Hours after authorities announced charges against six men for allegedly attempting to leave the country to join Islamic State of Iraq and the Levant (ISIL), a Minnesota House panel voted to boost state funding tenfold to combat Somali terrorist recruitment in Minnesota.

During a Monday evening House Ways and Means Committee hearing, Rep. Phyllis Kahn, DFL-Minneapolis, proposed a $250,000 increase to the Department of Public Safety as part of the Omnibus Public Safety Policy and Finance bill. The money will be used to combat the recruitment of Minnesotans to join ISIL and al-Shabaab.

"In light of the recent news that six young men were arrested for planning to join ISIS, this investment couldn't be timelier," Kahn said in a statement. "This funding will go a long way in bolstering the collaboration between community groups and government agencies in developing strategies to combat terrorism. Under this bill we'll be able to better understanding the appeal and recruitment tools used to lure young men into terrorism and develop an effective response so more misguided youth aren't tricked into becoming terrorists."

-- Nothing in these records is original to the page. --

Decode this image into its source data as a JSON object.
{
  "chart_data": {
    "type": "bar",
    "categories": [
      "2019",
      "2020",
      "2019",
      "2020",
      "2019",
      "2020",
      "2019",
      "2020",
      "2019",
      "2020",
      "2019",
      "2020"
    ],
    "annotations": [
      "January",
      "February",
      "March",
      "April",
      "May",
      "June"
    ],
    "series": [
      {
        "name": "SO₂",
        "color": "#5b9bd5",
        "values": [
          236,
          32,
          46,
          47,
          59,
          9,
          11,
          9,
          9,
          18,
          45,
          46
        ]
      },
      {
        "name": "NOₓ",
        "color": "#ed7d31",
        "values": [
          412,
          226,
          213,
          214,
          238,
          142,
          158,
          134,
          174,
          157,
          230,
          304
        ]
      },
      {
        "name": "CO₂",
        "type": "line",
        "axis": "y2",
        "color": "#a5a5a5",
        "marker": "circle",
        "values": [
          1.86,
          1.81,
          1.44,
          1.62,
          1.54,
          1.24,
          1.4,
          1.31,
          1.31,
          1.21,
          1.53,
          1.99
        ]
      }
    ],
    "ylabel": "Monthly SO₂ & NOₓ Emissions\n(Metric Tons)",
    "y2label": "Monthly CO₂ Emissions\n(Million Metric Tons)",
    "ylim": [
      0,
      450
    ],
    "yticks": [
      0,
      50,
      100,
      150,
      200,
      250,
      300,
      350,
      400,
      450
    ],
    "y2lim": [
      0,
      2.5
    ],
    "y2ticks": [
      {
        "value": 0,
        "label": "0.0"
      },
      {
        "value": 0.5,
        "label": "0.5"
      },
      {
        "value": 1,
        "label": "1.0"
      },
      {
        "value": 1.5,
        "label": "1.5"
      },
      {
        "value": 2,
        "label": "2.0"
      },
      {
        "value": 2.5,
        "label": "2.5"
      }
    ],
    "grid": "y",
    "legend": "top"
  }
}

The charges are the latest since ISIL and other terrorism groups have made clear their intent to lure young men from Minnesota—home of the largest Somali population in the country—to fight for their cause.

The issue has caught the attention of federal authorities, who have convened grand juries to investigate. While many have disappeared, others have been sentenced to prison for aiding recruitment efforts.